Para los socios del club de tenis que no protagonizaban el programa, la llegada de las cámaras tuvo el efecto contrario al que había tenido en Julián y en Mohamed. Por lo que yo había visto en mis anteriores visitas los socios actuaban ya como si una cámara oculta rodase sutilmente su forma de jugar, de beber, de hablar, de saludar. Por eso tenías la impresión de que te encontrabas en un Edén, vigilado por un dios benévolo que disfrutase de la perfección de sus criaturas. Sin embargo, ese día, las cámaras reales que ocuparon el club descentraron a los socios. Sus modelos de conducta resultaron inútiles. Alrededor de los dos equipos había un gran revuelo de gente. Curiosamente, cuando llegaron los equipos de televisión los socios empezaron a asomarse, a rascarse, a mirar con espontaneidad, como si esas otras cámaras imaginarias para las que posaban continuamente se hubiesen fundido al entrar las cámaras reales. Yo tenía la impresión de que había crecido un bosque en mitad del club, un bosque lleno de amenazas de animales salvajes, un bosque en el que uno dejaba de tener una sombra como cuerpo y tomaba posesión de su materia carnal.
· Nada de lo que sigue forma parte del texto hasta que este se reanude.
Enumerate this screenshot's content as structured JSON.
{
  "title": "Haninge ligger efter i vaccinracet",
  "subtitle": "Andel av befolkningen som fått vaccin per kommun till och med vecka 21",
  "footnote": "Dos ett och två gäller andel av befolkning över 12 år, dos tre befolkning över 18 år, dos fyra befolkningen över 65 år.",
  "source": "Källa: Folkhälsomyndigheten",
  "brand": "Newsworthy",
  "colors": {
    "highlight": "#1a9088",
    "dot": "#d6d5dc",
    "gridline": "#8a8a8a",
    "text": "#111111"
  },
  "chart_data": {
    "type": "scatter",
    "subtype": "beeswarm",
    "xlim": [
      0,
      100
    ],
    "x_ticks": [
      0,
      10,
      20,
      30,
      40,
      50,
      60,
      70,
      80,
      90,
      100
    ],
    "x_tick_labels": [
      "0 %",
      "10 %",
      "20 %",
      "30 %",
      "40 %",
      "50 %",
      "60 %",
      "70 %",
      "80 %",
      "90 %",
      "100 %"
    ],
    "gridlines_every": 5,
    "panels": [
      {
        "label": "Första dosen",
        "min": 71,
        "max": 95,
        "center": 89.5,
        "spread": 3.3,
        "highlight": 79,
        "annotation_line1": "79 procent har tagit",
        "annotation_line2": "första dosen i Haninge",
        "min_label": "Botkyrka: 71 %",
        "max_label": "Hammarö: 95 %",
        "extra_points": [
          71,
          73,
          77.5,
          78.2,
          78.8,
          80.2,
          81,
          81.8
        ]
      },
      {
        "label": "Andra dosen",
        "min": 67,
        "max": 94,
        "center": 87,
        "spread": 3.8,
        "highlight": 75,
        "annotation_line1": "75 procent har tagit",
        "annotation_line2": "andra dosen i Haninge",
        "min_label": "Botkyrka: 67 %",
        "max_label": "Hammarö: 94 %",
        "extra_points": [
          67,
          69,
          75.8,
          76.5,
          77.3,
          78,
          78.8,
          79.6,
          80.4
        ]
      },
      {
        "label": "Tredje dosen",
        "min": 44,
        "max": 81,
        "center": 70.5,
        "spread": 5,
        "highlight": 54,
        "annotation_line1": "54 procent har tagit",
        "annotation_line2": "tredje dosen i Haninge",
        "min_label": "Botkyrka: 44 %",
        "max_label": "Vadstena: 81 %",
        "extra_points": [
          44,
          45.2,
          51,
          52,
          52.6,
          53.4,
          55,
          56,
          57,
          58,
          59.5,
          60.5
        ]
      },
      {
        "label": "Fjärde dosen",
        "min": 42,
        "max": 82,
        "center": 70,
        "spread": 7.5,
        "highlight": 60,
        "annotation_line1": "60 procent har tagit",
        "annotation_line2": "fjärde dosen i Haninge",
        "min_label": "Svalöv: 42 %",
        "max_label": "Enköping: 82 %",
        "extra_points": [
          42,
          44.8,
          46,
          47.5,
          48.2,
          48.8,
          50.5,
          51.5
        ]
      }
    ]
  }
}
El programa fue un fracaso. Después de una jornada insustancial, de un día en el que los dos protagonistas del programa reconocieron que había sido un tiempo robado a sus vidas, enajenado doblemente por no haber podido ser ellos mismos, en una pésima representación del papel del otro, volvieron al plató para recibir los aplausos trillados por el regidor. Por aquella época en la televisión ya se había perdido cualquier escrúpulo a la hora de tratar a los espectadores y a los invitados a los programas. Los presentadores tenían carta abierta y aplauso remunerado del público para mentar a los seres más queridos, para ridiculizar, para someter a todo tipo de vejaciones físicas y morales a los que participaban en los programas. Los tiraban vestidos a piscinas de fango, los obligaban a dejarse embestir por vaquillas, los subían y bajaban por los aires con sistemas de poleas que recordaban cámaras de tortura medievales. Los acusaban de asesinato, de adulterio, de hipocresía. Insultaban a los vivos y a los muertos. Les regalaban fajos de billetes que luego sacaban de sus bolsillos riéndose a voz en grito de su pobreza recuperada. Les prometían paraísos convertidos rápidamente en una burla colectiva. Encerraban en islas a personas adineradas hasta matarlos de hambre y obligarlos a arrastrarse pidiendo un mendrugo de pan. Como nadie estaba de acuerdo, en el fondo, con su vida no había dificultades para encontrar en cualquiera de las esferas sociales a gente dispuesta a entregarse a la más absoluta abyección a cambio de un minuto de gloria que les diese sentido.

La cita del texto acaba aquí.